Christoph Schwennicke

Und dann kommt sie glücklicherweise doch noch zu guter Letzt, die Frage, auf die alle gewartet haben, hier im pompösen East Room des Weißen Hauses. Ob es denn mit Gerhard Schröder oder der Kanzlerin besser sei, wird George Bush gefragt, und schon während der Frage macht der Präsident ein Gesicht, bei dem es niemanden mehr gewundert hätte, wenn er mit dem Zeigefinger das untere Lid etwas tiefer gezogen hätte. Also erst mal Grüße an Gerhard Schröder, sagt der Präsident dann, er habe viel Zeit mit ihm verbracht: "Ich hoffe, es geht ihm gut."

Mit der Kanzlerin teile er die Erfahrung, nicht eben mit einem landslide, einem erdrutschartigen Wahlsieg, ins Amt gekommen zu sein, flachst Bush. Da lacht man nicht nur im Saal, auch die Kanzlerin muss lachen. Im Gespräch habe er sie als smarte und geistreiche Partnerin erlebt, "uplifting", erhebend, sei es, mit ihr zu reden. Vor allem berührend, wenn sie über ihre Erfahrungen aus dem "kommunistischen Deutschland" erzähle. Man werde auf allen Wegen weiter miteinander sprechen. Und jetzt, sagt der Präsident mit diesem Bush-Zwinkern, "führe ich sie zum Essen aus".

Eine neue Romanze?

Eine Pressekonferenz im großen Saal des Weißen Hauses ist ein Ereignis, "zwei Minuten noch bis zum Programm" mahnt eine showmasterhafte Stimme vor dem Einmarsch von Präsident und Kanzlerin. Es vollzieht sich auch tatsächlich etwas Sehenswertes. Merkels Pressekonfernz mit Bush nach ihrem 45-minütigen Tete-á-tete beginnt ziemlich förmlich und sachlich. Keine Spur von dieser "I like that guy"-Show, die Bush einst mit Schröder im Oval Office abgezogen hatte. Es dauert auch einige Zeit, bis Angela Merkel zum ersten Mal ihren Kopf zu Bush hinwendet, als sie redet, während er sich ihr, einen Arm aufs Pult gestützt, betont interessiert zuwendet und sie mustert. Einmal, als sie die guten Grundlagen für die Beziehungen beschreibt, wirkt es fast, als werde er ein bisschen rot. Einmal redet sie einfach weiter, als Bush eigentlich noch etwas sagen will. Dann rauschen sie beide ab zu besagtem Essen.

Eine Romance, eine neue Romanze, wie es amerikanische Zeitungen vorhersahen, sieht sicher anders aus. Aber ein gutes vertrauensvolles, sachliches Verhältnis ist vielleicht ohnehin angebrachter, und insgesamt hat Angela Merkel die Sehnsüchte der USA nach einer neuen Kanzlerin sicher zufrieden gestellt.

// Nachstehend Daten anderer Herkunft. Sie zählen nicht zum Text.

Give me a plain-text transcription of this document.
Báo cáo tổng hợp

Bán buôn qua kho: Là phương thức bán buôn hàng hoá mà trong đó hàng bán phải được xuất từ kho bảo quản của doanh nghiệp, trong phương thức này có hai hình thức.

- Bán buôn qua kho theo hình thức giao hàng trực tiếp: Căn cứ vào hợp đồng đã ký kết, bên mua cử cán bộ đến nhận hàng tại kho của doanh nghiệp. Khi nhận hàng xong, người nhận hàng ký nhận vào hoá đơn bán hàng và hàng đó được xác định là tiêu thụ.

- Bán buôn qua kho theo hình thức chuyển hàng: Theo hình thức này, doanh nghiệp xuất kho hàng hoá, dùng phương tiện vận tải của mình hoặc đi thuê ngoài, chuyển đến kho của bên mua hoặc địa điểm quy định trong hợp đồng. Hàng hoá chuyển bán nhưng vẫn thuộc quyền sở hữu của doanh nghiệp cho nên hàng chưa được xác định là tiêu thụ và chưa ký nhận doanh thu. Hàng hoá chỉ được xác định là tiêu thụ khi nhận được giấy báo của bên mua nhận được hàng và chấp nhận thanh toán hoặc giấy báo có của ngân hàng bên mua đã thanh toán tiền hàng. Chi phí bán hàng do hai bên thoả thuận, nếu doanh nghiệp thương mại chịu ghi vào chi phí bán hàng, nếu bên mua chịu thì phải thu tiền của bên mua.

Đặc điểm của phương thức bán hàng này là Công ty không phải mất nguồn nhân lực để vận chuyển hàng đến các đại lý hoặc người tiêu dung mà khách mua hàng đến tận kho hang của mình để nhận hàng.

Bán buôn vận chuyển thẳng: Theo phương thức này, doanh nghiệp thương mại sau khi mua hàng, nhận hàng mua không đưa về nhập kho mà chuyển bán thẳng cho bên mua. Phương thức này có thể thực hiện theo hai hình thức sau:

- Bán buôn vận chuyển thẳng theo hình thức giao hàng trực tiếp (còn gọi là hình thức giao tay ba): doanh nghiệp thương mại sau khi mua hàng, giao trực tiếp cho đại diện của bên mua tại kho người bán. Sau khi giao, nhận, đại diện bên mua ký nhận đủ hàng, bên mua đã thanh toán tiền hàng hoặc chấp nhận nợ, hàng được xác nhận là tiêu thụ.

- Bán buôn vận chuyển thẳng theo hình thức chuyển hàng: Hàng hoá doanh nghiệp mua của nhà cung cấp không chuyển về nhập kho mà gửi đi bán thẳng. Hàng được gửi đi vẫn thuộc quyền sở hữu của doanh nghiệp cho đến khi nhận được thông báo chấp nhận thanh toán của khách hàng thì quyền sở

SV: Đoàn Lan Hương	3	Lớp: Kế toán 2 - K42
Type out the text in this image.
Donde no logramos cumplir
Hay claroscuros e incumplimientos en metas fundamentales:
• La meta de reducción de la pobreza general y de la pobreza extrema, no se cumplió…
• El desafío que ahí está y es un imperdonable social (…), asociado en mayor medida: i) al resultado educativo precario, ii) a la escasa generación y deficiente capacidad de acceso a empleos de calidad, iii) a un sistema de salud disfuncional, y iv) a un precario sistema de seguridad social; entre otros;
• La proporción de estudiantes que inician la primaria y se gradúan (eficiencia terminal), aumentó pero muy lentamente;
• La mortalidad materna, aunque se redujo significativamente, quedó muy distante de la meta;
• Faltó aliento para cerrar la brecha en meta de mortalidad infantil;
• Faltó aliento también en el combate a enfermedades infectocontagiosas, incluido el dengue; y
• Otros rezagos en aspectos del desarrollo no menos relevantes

Sie nutzt dabei die Chance, den Präsidenten direkt mit ihrer Kritik am umstrittenen Gefangenenlager Guantanamo auf Kuba zu konfrontieren. Das hält Bush nicht davon ab, Deutschland als "geschätzten Partner", mit dem die USA gemeinsame Werte und Ziele teile, zu würdigen. Und Einigkeit herrscht zwischen beiden auch darüber, so berichtet der Präsident, dass der Atomstreit mit Iran diplomatisch gelöst werden solle.

Alles hat ja schon so verheißungsvoll angefangen am Donnerstagabend bei einem Dinner in der deutschen Botschaft. Für den Fall, dass das künftige deutsch-amerikanische Verhältnis William Cohen ins Gesicht geschrieben war, müsste man sich jedenfalls wenig Sorgen machen. Es wäre gesichert, dass man transatlantisch wunderbaren Zeiten entgegen geht. Vielleicht ist der schriftstellernde ehemalige Verteidigungsminister ja auch einfach ein Romantiker oder sentimentalisch, wie es Dichter mitunter zu sein pflegen. Auf alle Fälle blickte er von seinem Stuhl, gleich zu Füßen des Rednerpultes in der deutschen Botschaft in Washington, die Gastrednerin so beseelt an, als habe er eine Erscheinung.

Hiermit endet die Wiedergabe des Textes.